|Alvarado-Esquivel, C -|
|Pizarro-Villalobos, H -|
|Arce-Quinones, M -|
|Liesenfeld, O -|
Submitted to: Journal of Parasitology
Publication Type: Peer Reviewed Journal
Publication Acceptance Date: September 28, 2010
Publication Date: February 1, 2011
Citation: Alvarado-Esquivel, C., Pizarro-Villalobos, H., Arce-Quinones, M., Liesenfeld, O. 2011. Seroepidemiology of Toxoplasma gondii infection in general population in a Northern Mexican city. Journal of Parasitology. 97:40-43. Interpretive Summary: Toxoplasma gondii is a single-celled parasite of all warm-blooded hosts worldwide. It causes mental retardation and loss of vision in children, and abortion in livestock. Cats are the main reservoir of T. gondii because they are the only hosts that can excrete the resistant stage (oocyst) of the parasite in the feces.
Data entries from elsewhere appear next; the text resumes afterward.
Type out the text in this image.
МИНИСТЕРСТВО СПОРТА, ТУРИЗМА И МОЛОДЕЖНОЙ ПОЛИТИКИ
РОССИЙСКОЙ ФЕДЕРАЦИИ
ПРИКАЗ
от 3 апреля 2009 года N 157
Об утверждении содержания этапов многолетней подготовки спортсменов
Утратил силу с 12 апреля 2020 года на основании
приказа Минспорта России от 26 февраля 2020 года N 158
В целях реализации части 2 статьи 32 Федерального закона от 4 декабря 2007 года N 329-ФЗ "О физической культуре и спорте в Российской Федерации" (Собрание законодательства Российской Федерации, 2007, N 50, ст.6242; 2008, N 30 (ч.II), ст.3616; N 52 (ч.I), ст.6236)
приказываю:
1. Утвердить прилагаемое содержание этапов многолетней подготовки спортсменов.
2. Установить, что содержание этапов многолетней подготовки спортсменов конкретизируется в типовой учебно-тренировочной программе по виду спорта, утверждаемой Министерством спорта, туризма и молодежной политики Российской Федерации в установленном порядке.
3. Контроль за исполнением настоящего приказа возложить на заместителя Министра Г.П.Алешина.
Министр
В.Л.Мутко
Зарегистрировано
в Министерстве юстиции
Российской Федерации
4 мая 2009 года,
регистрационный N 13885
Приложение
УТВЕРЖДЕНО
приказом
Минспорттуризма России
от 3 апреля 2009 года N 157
Humans become infected by eating undercooked meat from infected animals and food and water contaminated with oocysts. In the present study scientists document seroprevalences of Toxoplasma in general population in Durango, and associated risk factors. The results will be of interest to biologists, parasitologists, and veterinarians.
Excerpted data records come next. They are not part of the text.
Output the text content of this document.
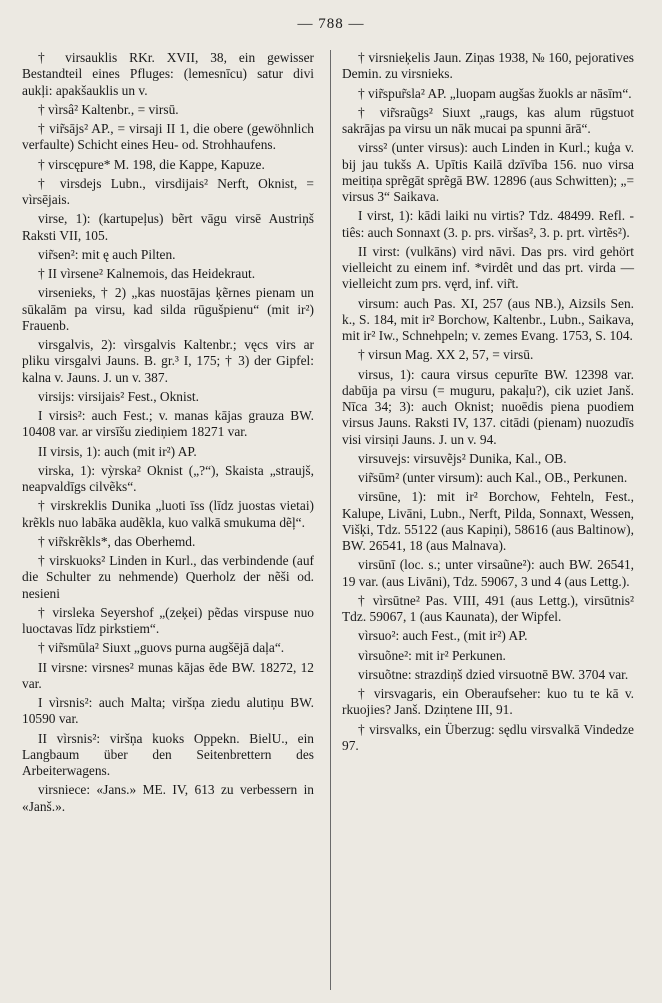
— 788 —

† virsauklis RKr. XVII, 38, ein gewisser Bestandteil eines Pfluges: (lemesnīcu) satur divi aukļi: apakšauklis un v.

† vìrsâ² Kaltenbr., = virsū.

† vir̃sājs² AP., = virsaji II 1, die obere (gewöhnlich verfaulte) Schicht eines Heu- od. Strohhaufens.

† virscępure* M. 198, die Kappe, Kapuze.

† virsdejs Lubn., virsdijais² Nerft, Oknist, = vìrsējais.

virse, 1): (kartupeļus) bẽrt vāgu virsē Austriņš Raksti VII, 105.

vir̃sen²: mit ę auch Pilten.

† II vìrsene² Kalnemois, das Heidekraut.

virsenieks, † 2) „kas nuostājas ķẽrnes pienam un sūkalām pa virsu, kad silda rūgušpienu“ (mit ir²) Frauenb.

virsgalvis, 2): vìrsgalvis Kaltenbr.; vęcs virs ar pliku virsgalvi Jauns. B. gr.³ I, 175; † 3) der Gipfel: kalna v. Jauns. J. un v. 387.

virsijs: virsijais² Fest., Oknist.

I virsis²: auch Fest.; v. manas kājas grauza BW. 10408 var. ar virsīšu ziediņiem 18271 var.

II virsis, 1): auch (mit ir²) AP.

virska, 1): vỳrska² Oknist („?“), Skaista „straujš, neapvaldīgs cilvẽks“.

† virskreklis Dunika „luoti īss (līdz juostas vietai) krẽkls nuo labāka audẽkla, kuo valkā smukuma dẽļ“.

† vir̃skrẽkls*, das Oberhemd.

† virskuoks² Linden in Kurl., das verbindende (auf die Schulter zu nehmende) Querholz der nẽši od. nesieni

† virsleka Seyershof „(zeķei) pẽdas virspuse nuo luoctavas līdz pirkstiem“.

† vir̃smūla² Siuxt „guovs purna augšējā daļa“.

II virsne: virsnes² munas kājas ēde BW. 18272, 12 var.

I vìrsnis²: auch Malta; viršņa ziedu alutiņu BW. 10590 var.

II vìrsnis²: viršņa kuoks Oppekn. BielU., ein Langbaum über den Seitenbrettern des Arbeiterwagens.

virsniece: «Jans.» ME. IV, 613 zu verbessern in «Janš.».

† virsnieķelis Jaun. Ziņas 1938, № 160, pejoratives Demin. zu virsnieks.

† vir̃spur̃sla² AP. „luopam augšas žuokls ar nāsīm“.

† vir̃sraũgs² Siuxt „raugs, kas alum rūgstuot sakrājas pa virsu un nāk mucai pa spunni ārā“.

virss² (unter virsus): auch Linden in Kurl.; kuģa v. bij jau tukšs A. Upītis Kailā dzīvība 156. nuo virsa meitiņa sprẽgāt sprẽgā BW. 12896 (aus Schwitten); „= virsus 3“ Saikava.

I virst, 1): kādi laiki nu virtis? Tdz. 48499. Refl. -tiês: auch Sonnaxt (3. p. prs. viršas², 3. p. prt. vìrtẽs²).

II virst: (vulkāns) vird nāvi. Das prs. vird gehört vielleicht zu einem inf. *virdêt und das prt. virda — vielleicht zum prs. vęrd, inf. vir̃t.

virsum: auch Pas. XI, 257 (aus NB.), Aizsils Sen. k., S. 184, mit ir² Borchow, Kaltenbr., Lubn., Saikava, mit ir² Iw., Schnehpeln; v. zemes Evang. 1753, S. 104.

† virsun Mag. XX 2, 57, = virsū.

virsus, 1): caura virsus cepurīte BW. 12398 var. dabūja pa virsu (= muguru, pakaļu?), cik uziet Janš. Nīca 34; 3): auch Oknist; nuoēdis piena puodiem virsus Jauns. Raksti IV, 137. citādi (pienam) nuozudīs visi virsiņi Jauns. J. un v. 94.

virsuvejs: virsuvẽjs² Dunika, Kal., OB.

vir̃sūm² (unter virsum): auch Kal., OB., Perkunen.

virsūne, 1): mit ir² Borchow, Fehteln, Fest., Kalupe, Livāni, Lubn., Nerft, Pilda, Sonnaxt, Wessen, Višķi, Tdz. 55122 (aus Kapiņi), 58616 (aus Baltinow), BW. 26541, 18 (aus Malnava).

virsūnī (loc. s.; unter virsaũne²): auch BW. 26541, 19 var. (aus Livāni), Tdz. 59067, 3 und 4 (aus Lettg.).

† vìrsūtne² Pas. VIII, 491 (aus Lettg.), virsūtnis² Tdz. 59067, 1 (aus Kaunata), der Wipfel.

vìrsuo²: auch Fest., (mit ir²) AP.

vìrsuõne²: mit ir² Perkunen.

virsuõtne: strazdiņš dzied virsuotnē BW. 3704 var.

† virsvagaris, ein Oberaufseher: kuo tu te kā v. rkuojies? Janš. Dziņtene III, 91.

† virsvalks, ein Überzug: sędlu virsvalkā Vindedze 97.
Technical Abstract: There is a lack of information about the seroepidemiology of T. gondii infection in the general population of Durango City, Mexico. Anti-T. gondii IgG and IgM antibodies were sought in 974 inhabitants in Durango City, Mexico using enzyme-linked immunoassays. In total, 59 (6.1%) of 974 participants (mean age 37±16.1 yr) had IgG anti-T. gondii antibodies. Twenty (2.1%) of them also had IgM anti-T. gondii antibodies. IgG levels of 13-99, 100-150, and >150 IU/ml were found in 14 (23.7%), 3 (5.1%), and 42 (71.2%) anti-T. gondii IgG positive participants, respectively. Prevalence of infection increased with age (P<0.05), and was significantly lower in participants born in Durango State than those born in other Mexican states (P<0.01). Toxoplasma gondii infection was significantly associated with consumption of boar meat (adjusted OR = 3.02; 95% CI: 1.49-6.13), and squirrel meat (adjusted OR = 2.18; 95% CI: 1.17-4.09). In addition, infection was negatively associated with travel abroad (adjusted OR = 0.42; 95% CI: 0.23-0.77), and salami consumption (adjusted OR = 0.57; 95% CI: 0.32-0.99). This is the first report of seroprevalence and contributing factors for T. gondii infection in general population in Durango City, and of an association of the consumption of boar meat with T. gondii infection. This study provides a basis for the design of successful preventive measures against T. gondii infection.